Celakanya film-film tersebut rupanya sangat sukses menyihir penonton di berbagai belahan dunia, terlebih di Amerika Serikat sendiri, lantas bagaimana dengan di Indonesia sendiri, apakah di abad 21 ini Indonesia pun telah mengikuti taktik ini? Pada makalah ini akan kami paparkan rahasianya.
1.2  Rumusan Masalah
Dalam setiap penulisan maupun penyusunan sebuah makalah, pasti tidak terlepas dari satu ataupun beberapa permasalahan.
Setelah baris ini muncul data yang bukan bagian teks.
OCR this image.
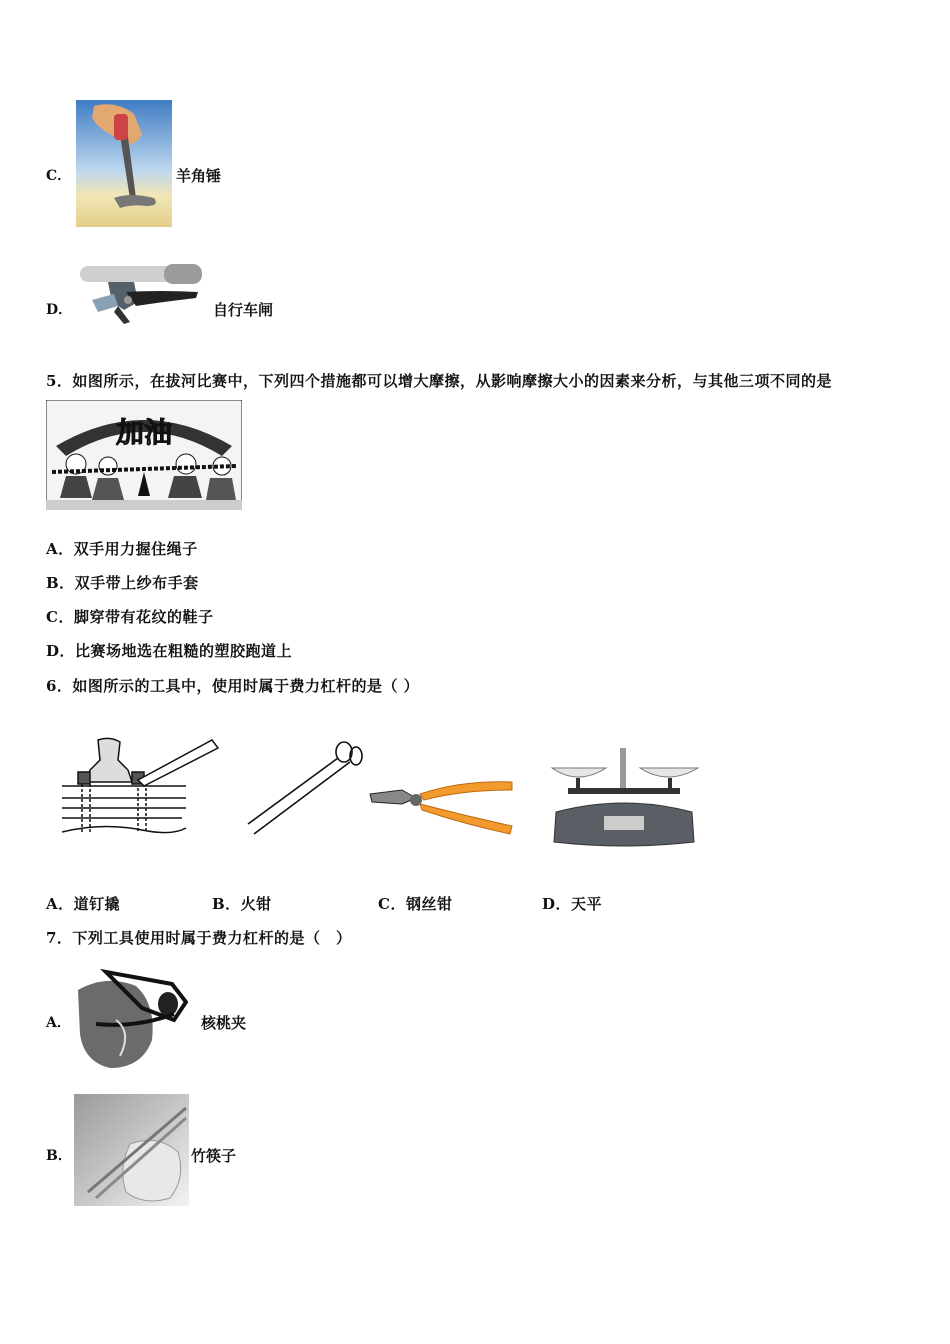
C．	羊角锤
D．	自行车闸
5．如图所示，在拔河比赛中，下列四个措施都可以增大摩擦，从影响摩擦大小的因素来分析，与其他三项不同的是
加油
A．双手用力握住绳子
B．双手带上纱布手套
C．脚穿带有花纹的鞋子
D．比赛场地选在粗糙的塑胶跑道上
6．如图所示的工具中，使用时属于费力杠杆的是（ ）
A．道钉撬	B．火钳	C．钢丝钳	D．天平
7．下列工具使用时属于费力杠杆的是（　）
A．	核桃夹
B．	竹筷子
Dalam makalah ini, beberapa permasalahan yang akan diangkat oleh kelompok kami diantaranya adalah:
a.       Apa itu cultural studies dan budaya media?
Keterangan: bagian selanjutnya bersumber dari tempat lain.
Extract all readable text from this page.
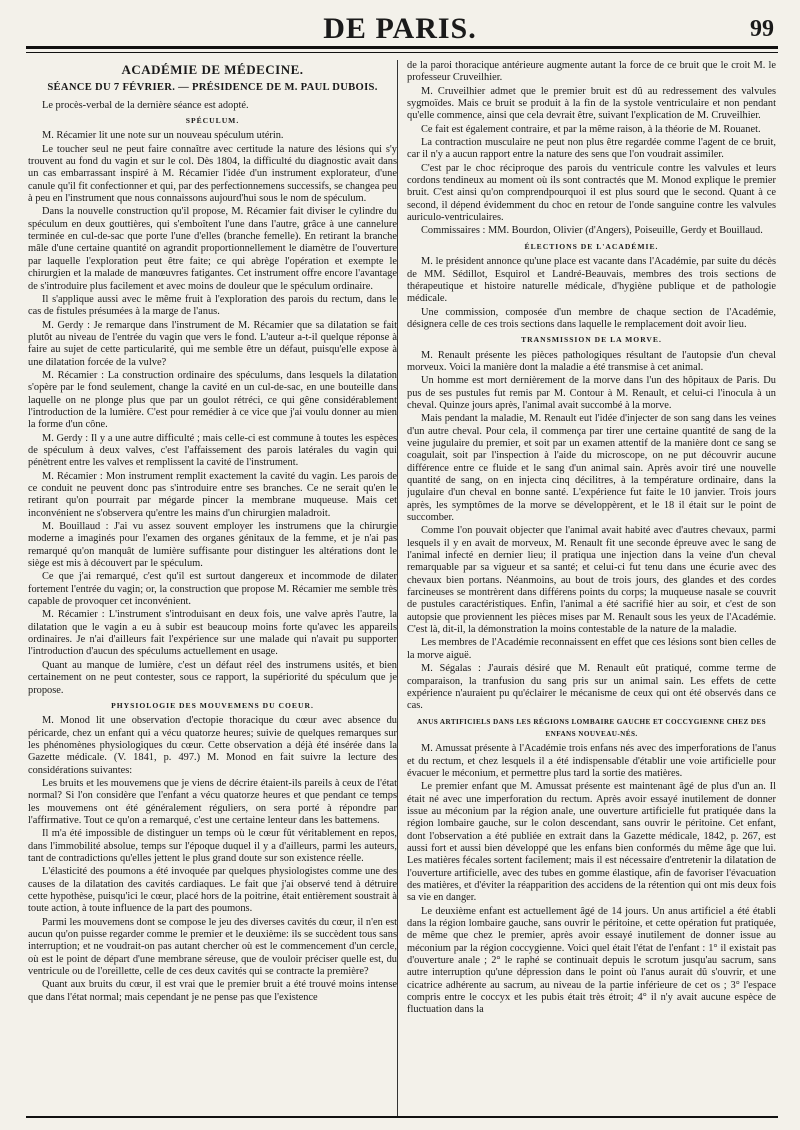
DE PARIS.	99
ACADÉMIE DE MÉDECINE.
SÉANCE DU 7 FÉVRIER. — PRÉSIDENCE DE M. PAUL DUBOIS.

Le procès-verbal de la dernière séance est adopté.

SPÉCULUM.

M. Récamier lit une note sur un nouveau spéculum utérin.

Le toucher seul ne peut faire connaître avec certitude la nature des lésions qui s'y trouvent au fond du vagin et sur le col. Dès 1804, la difficulté du diagnostic avait dans un cas embarrassant inspiré à M. Récamier l'idée d'un instrument explorateur, d'une canule qu'il fit confectionner et qui, par des perfectionnemens successifs, se changea peu à peu en l'instrument que nous connaissons aujourd'hui sous le nom de spéculum.

Dans la nouvelle construction qu'il propose, M. Récamier fait diviser le cylindre du spéculum en deux gouttières, qui s'emboîtent l'une dans l'autre, grâce à une cannelure terminée en cul-de-sac que porte l'une d'elles (branche femelle). En retirant la branche mâle d'une certaine quantité on agrandit proportionnellement le diamètre de l'ouverture par laquelle l'exploration peut être faite; ce qui abrège l'opération et exempte le chirurgien et la malade de manœuvres fatigantes. Cet instrument offre encore l'avantage de s'introduire plus facilement et avec moins de douleur que le spéculum ordinaire.

Il s'applique aussi avec le même fruit à l'exploration des parois du rectum, dans le cas de fistules présumées à la marge de l'anus.

M. Gerdy : Je remarque dans l'instrument de M. Récamier que sa dilatation se fait plutôt au niveau de l'entrée du vagin que vers le fond. L'auteur a-t-il quelque réponse à faire au sujet de cette particularité, qui me semble être un défaut, puisqu'elle expose à une dilatation forcée de la vulve?

M. Récamier : La construction ordinaire des spéculums, dans lesquels la dilatation s'opère par le fond seulement, change la cavité en un cul-de-sac, en une bouteille dans laquelle on ne plonge plus que par un goulot rétréci, ce qui gêne considérablement l'introduction de la lumière. C'est pour remédier à ce vice que j'ai voulu donner au mien la forme d'un cône.

M. Gerdy : Il y a une autre difficulté ; mais celle-ci est commune à toutes les espèces de spéculum à deux valves, c'est l'affaissement des parois latérales du vagin qui pénètrent entre les valves et remplissent la cavité de l'instrument.

M. Récamier : Mon instrument remplit exactement la cavité du vagin. Les parois de ce conduit ne peuvent donc pas s'introduire entre ses branches. Ce ne serait qu'en le retirant qu'on pourrait par mégarde pincer la membrane muqueuse. Mais cet inconvénient ne s'observera qu'entre les mains d'un chirurgien maladroit.

M. Bouillaud : J'ai vu assez souvent employer les instrumens que la chirurgie moderne a imaginés pour l'examen des organes génitaux de la femme, et je n'ai pas remarqué qu'on manquât de lumière suffisante pour distinguer les altérations dont le siège est mis à découvert par le spéculum.

Ce que j'ai remarqué, c'est qu'il est surtout dangereux et incommode de dilater fortement l'entrée du vagin; or, la construction que propose M. Récamier me semble très capable de provoquer cet inconvénient.

M. Récamier : L'instrument s'introduisant en deux fois, une valve après l'autre, la dilatation que le vagin a eu à subir est beaucoup moins forte qu'avec les appareils ordinaires. Je n'ai d'ailleurs fait l'expérience sur une malade qui n'avait pu supporter l'introduction d'aucun des spéculums actuellement en usage.

Quant au manque de lumière, c'est un défaut réel des instrumens usités, et bien certainement on ne peut contester, sous ce rapport, la supériorité du spéculum que je propose.

PHYSIOLOGIE DES MOUVEMENS DU COEUR.

M. Monod lit une observation d'ectopie thoracique du cœur avec absence du péricarde, chez un enfant qui a vécu quatorze heures; suivie de quelques remarques sur les phénomènes physiologiques du cœur. Cette observation a déjà été insérée dans la Gazette médicale. (V. 1841, p. 497.) M. Monod en fait suivre la lecture des considérations suivantes:

Les bruits et les mouvemens que je viens de décrire étaient-ils pareils à ceux de l'état normal? Si l'on considère que l'enfant a vécu quatorze heures et que pendant ce temps les mouvemens ont été généralement réguliers, on sera porté à répondre par l'affirmative. Tout ce qu'on a remarqué, c'est une certaine lenteur dans les battemens.

Il m'a été impossible de distinguer un temps où le cœur fût véritablement en repos, dans l'immobilité absolue, temps sur l'époque duquel il y a d'ailleurs, parmi les auteurs, tant de contradictions qu'elles jettent le plus grand doute sur son existence réelle.

L'élasticité des poumons a été invoquée par quelques physiologistes comme une des causes de la dilatation des cavités cardiaques. Le fait que j'ai observé tend à détruire cette hypothèse, puisqu'ici le cœur, placé hors de la poitrine, était entièrement soustrait à toute action, à toute influence de la part des poumons.

Parmi les mouvemens dont se compose le jeu des diverses cavités du cœur, il n'en est aucun qu'on puisse regarder comme le premier et le deuxième: ils se succèdent tous sans interruption; et ne voudrait-on pas autant chercher où est le commencement d'un cercle, où est le point de départ d'une membrane séreuse, que de vouloir préciser quelle est, du ventricule ou de l'oreillette, celle de ces deux cavités qui se contracte la première?

Quant aux bruits du cœur, il est vrai que le premier bruit a été trouvé moins intense que dans l'état normal; mais cependant je ne pense pas que l'existence

de la paroi thoracique antérieure augmente autant la force de ce bruit que le croit M. le professeur Cruveilhier.

M. Cruveilhier admet que le premier bruit est dû au redressement des valvules sygmoïdes. Mais ce bruit se produit à la fin de la systole ventriculaire et non pendant qu'elle commence, ainsi que cela devrait être, suivant l'explication de M. Cruveilhier.

Ce fait est également contraire, et par la même raison, à la théorie de M. Rouanet.

La contraction musculaire ne peut non plus être regardée comme l'agent de ce bruit, car il n'y a aucun rapport entre la nature des sens que l'on voudrait assimiler.

C'est par le choc réciproque des parois du ventricule contre les valvules et leurs cordons tendineux au moment où ils sont contractés que M. Monod explique le premier bruit. C'est ainsi qu'on comprendpourquoi il est plus sourd que le second. Quant à ce second, il dépend évidemment du choc en retour de l'onde sanguine contre les valvules auriculo-ventriculaires.

Commissaires : MM. Bourdon, Olivier (d'Angers), Poiseuille, Gerdy et Bouillaud.

ÉLECTIONS DE L'ACADÉMIE.

M. le président annonce qu'une place est vacante dans l'Académie, par suite du décès de MM. Sédillot, Esquirol et Landré-Beauvais, membres des trois sections de thérapeutique et histoire naturelle médicale, d'hygiène publique et de pathologie médicale.

Une commission, composée d'un membre de chaque section de l'Académie, désignera celle de ces trois sections dans laquelle le remplacement doit avoir lieu.

TRANSMISSION DE LA MORVE.

M. Renault présente les pièces pathologiques résultant de l'autopsie d'un cheval morveux. Voici la manière dont la maladie a été transmise à cet animal.

Un homme est mort dernièrement de la morve dans l'un des hôpitaux de Paris. Du pus de ses pustules fut remis par M. Contour à M. Renault, et celui-ci l'inocula à un cheval. Quinze jours après, l'animal avait succombé à la morve.

Mais pendant la maladie, M. Renault eut l'idée d'injecter de son sang dans les veines d'un autre cheval. Pour cela, il commença par tirer une certaine quantité de sang de la veine jugulaire du premier, et soit par un examen attentif de la manière dont ce sang se coagulait, soit par l'inspection à l'aide du microscope, on ne put découvrir aucune différence entre ce fluide et le sang d'un animal sain. Après avoir tiré une nouvelle quantité de sang, on en injecta cinq décilitres, à la température ordinaire, dans la jugulaire d'un cheval en bonne santé. L'expérience fut faite le 10 janvier. Trois jours après, les symptômes de la morve se développèrent, et le 18 il était sur le point de succomber.

Comme l'on pouvait objecter que l'animal avait habité avec d'autres chevaux, parmi lesquels il y en avait de morveux, M. Renault fit une seconde épreuve avec le sang de l'animal infecté en dernier lieu; il pratiqua une injection dans la veine d'un cheval remarquable par sa vigueur et sa santé; et celui-ci fut tenu dans une écurie avec des chevaux bien portans. Néanmoins, au bout de trois jours, des glandes et des cordes farcineuses se montrèrent dans différens points du corps; la muqueuse nasale se couvrit de pustules caractéristiques. Enfin, l'animal a été sacrifié hier au soir, et c'est de son autopsie que proviennent les pièces mises par M. Renault sous les yeux de l'Académie. C'est là, dit-il, la démonstration la moins contestable de la nature de la maladie.

Les membres de l'Académie reconnaissent en effet que ces lésions sont bien celles de la morve aiguë.

M. Ségalas : J'aurais désiré que M. Renault eût pratiqué, comme terme de comparaison, la tranfusion du sang pris sur un animal sain. Les effets de cette expérience n'auraient pu qu'éclairer le mécanisme de ceux qui ont été observés dans ce cas.

ANUS ARTIFICIELS DANS LES RÉGIONS LOMBAIRE GAUCHE ET COCCYGIENNE CHEZ DES ENFANS NOUVEAU-NÉS.

M. Amussat présente à l'Académie trois enfans nés avec des imperforations de l'anus et du rectum, et chez lesquels il a été indispensable d'établir une voie artificielle pour évacuer le méconium, et permettre plus tard la sortie des matières.

Le premier enfant que M. Amussat présente est maintenant âgé de plus d'un an. Il était né avec une imperforation du rectum. Après avoir essayé inutilement de donner issue au méconium par la région anale, une ouverture artificielle fut pratiquée dans la région lombaire gauche, sur le colon descendant, sans ouvrir le péritoine. Cet enfant, dont l'observation a été publiée en extrait dans la Gazette médicale, 1842, p. 267, est aussi fort et aussi bien développé que les enfans bien conformés du même âge que lui. Les matières fécales sortent facilement; mais il est nécessaire d'entretenir la dilatation de l'ouverture artificielle, avec des tubes en gomme élastique, afin de favoriser l'évacuation des matières, et d'éviter la réapparition des accidens de la rétention qui ont mis deux fois sa vie en danger.

Le deuxième enfant est actuellement âgé de 14 jours. Un anus artificiel a été établi dans la région lombaire gauche, sans ouvrir le péritoine, et cette opération fut pratiquée, de même que chez le premier, après avoir essayé inutilement de donner issue au méconium par la région coccygienne. Voici quel était l'état de l'enfant : 1° il existait pas d'ouverture anale ; 2° le raphé se continuait depuis le scrotum jusqu'au sacrum, sans autre interruption qu'une dépression dans le point où l'anus aurait dû s'ouvrir, et une cicatrice adhérente au sacrum, au niveau de la partie inférieure de cet os ; 3° l'espace compris entre le coccyx et les pubis était très étroit; 4° il n'y avait aucune espèce de fluctuation dans la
b.      Bagaimanakah hubungan antara ideologi dan budaya media?
c.       Bagaimanakah pengaruh Amerika dalam perang Vietnam dan perang Teluk?
d.      Bagaimanakah kondisi Amerika selama masa kepemimpinan Ronald Reagan?
e.       Apa sajakah film-film Hollywood yang digunakan sebagai media propaganda politik Amerika?
f.       Apa itu film Rambo?
g.      Apa itu film Top Gun?
h.      Bagaimanakah realita budaya media, ideologi dan politik di Indonesia?
1.3  Tujuan Penulisan Makalah
Setelah merumuskan permasalahan-permasalahan yang menjadi dasar dari penyusunan makalah ini, makalah ini pun memiliki tujuan yang mempunyai keterkaitan dengan masalah-masalah yang telah dirumuskan, diantaranya:
a.       Untuk mengetahui apa itu cultural studies dan budaya media?
b.      Untuk memahami bagaimanakah hubungan antara ideologi dan budaya media?
c.       Untuk memahami bagaimanakah pengaruh Amerika dalam perang Vietnam dan perang Teluk?
d.      Untuk mengetahui bagaimanakah kondisi Amerika selama masa kepemimpinan Ronald Reagan?
e.       Untuk mengetahui apa sajakah film-film Hollywood yang digunakan sebagai media propaganda politik Amerika?
f.       Untuk mengetahui apa itu film Rambo?
g.      Untuk mengetahui apa itu film Top Gun?
h.      Untuk memahami bagaimanakah realita budaya media, ideologi dan politik di Indonesia?

1.4  Manfaat Penulisan Makalah
Makalah ini ditulis dengan harapan memberikan kegunaan baik secara teoritis maupun secara praktis. Secara teoritis makalah ini berguna untuk membantu memperbaiki kesalahan bahasa yang digunakan dalam penulisan karya tulis ilmiah juga sekaligus sebagai arena berlatih bagi penyusun untuk terbiasa menulis guna menghadapi kewajiban sebagai akademisi yang harus aktif menghasilkan berbagai karya tulis ilmiah.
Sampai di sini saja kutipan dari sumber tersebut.